Lubię te chwile, kiedy odkrywam kolejnych pasjonatów w branży. To moment, kiedy rzeczywiście orientuję się, iż kojarzę dany podmiot gospodarczy z działań na rynku, ale nie do końca wiem, kto się za nim kryje. Po krótkiej rozmowie szybko okazuje się, że jest to postać lub grupa osób, które pomimo kilkudziesięcioletniego doświadczenia nie zatraciły pasji i nadal robią to, co kochają. Z tym większą przyjemnością chciałbym dziś przybliżyć krakowskie Studio Techniki Oświetleniowej, czyli firmę STO Broszkiewicz. Nasze zaproszenie przyjął założyciel firmy, Sławomir Broszkiewicz.

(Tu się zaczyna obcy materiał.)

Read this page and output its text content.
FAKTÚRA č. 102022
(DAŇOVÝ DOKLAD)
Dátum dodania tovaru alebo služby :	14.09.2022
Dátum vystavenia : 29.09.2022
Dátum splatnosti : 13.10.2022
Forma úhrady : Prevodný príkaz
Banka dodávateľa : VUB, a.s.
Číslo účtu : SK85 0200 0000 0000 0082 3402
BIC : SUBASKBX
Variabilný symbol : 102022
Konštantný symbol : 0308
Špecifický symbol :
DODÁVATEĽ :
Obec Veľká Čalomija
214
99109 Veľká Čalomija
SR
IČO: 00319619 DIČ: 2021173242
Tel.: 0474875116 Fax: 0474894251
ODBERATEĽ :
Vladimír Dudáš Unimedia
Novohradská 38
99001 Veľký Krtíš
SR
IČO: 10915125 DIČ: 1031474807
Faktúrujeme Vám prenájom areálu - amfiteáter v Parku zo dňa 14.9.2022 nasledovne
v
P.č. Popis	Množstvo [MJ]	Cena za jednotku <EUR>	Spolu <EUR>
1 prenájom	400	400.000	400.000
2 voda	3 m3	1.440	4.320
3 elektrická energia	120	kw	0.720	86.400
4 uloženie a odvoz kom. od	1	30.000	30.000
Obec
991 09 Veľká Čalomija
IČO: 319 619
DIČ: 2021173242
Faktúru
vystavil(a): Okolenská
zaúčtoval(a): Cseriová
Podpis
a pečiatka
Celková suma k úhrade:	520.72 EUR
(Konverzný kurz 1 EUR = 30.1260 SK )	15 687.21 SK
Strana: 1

Paweł Murlik, „Muzyka i Technologia”: Mam poczucie, że dość mało mówi się o różnych podmiotach gospodarczych związanych z szeroko pojętą techniką estradową czy też z produkcją urządzeń scenicznych. A przecież mamy się czym pochwalić prawda? No i właśnie w tym miejscu zmierzam do sedna: wyczytałem, że początki firmy STO sięgają lat dziewięćdziesiątych?
Sławek Broszkiewicz, STO: Na początku rozpocząłem pracę jako oświetleniowiec-elektryk w studenckim klubie Rotunda. Rzeczywiście wykonywałem tam pracę zarówno elektryczne, jak i oświetleniowe. Ta współpraca trwała dość długo, bo kilkanaście lat, czyli właściwie do końca istnienia Rotundy. To był czas, kiedy człowiek uczył się świecić na próbach i konkretnych wydarzeniach. W tym okresie rozwijała się mocno technika sceniczna, w tym sprzęt estradowy. Dzięki temu moja firma mogła rozwijać się bardzo powoli, ewolucyjnie. Na początku w pojedynkę, później z kolejnymi osobami. To był taki rozwój bardzo… naturalny. Można powiedzieć, że jako rzemieślnik rozwijałem swój zakład rzemieślniczy, mając jedną, dwie, potem kilka osób do pomocy. W późniejszym czasie przedsięwzięcia, których się podejmowaliśmy, były coraz większe, ale cały proces był nadal bardzo naturalny.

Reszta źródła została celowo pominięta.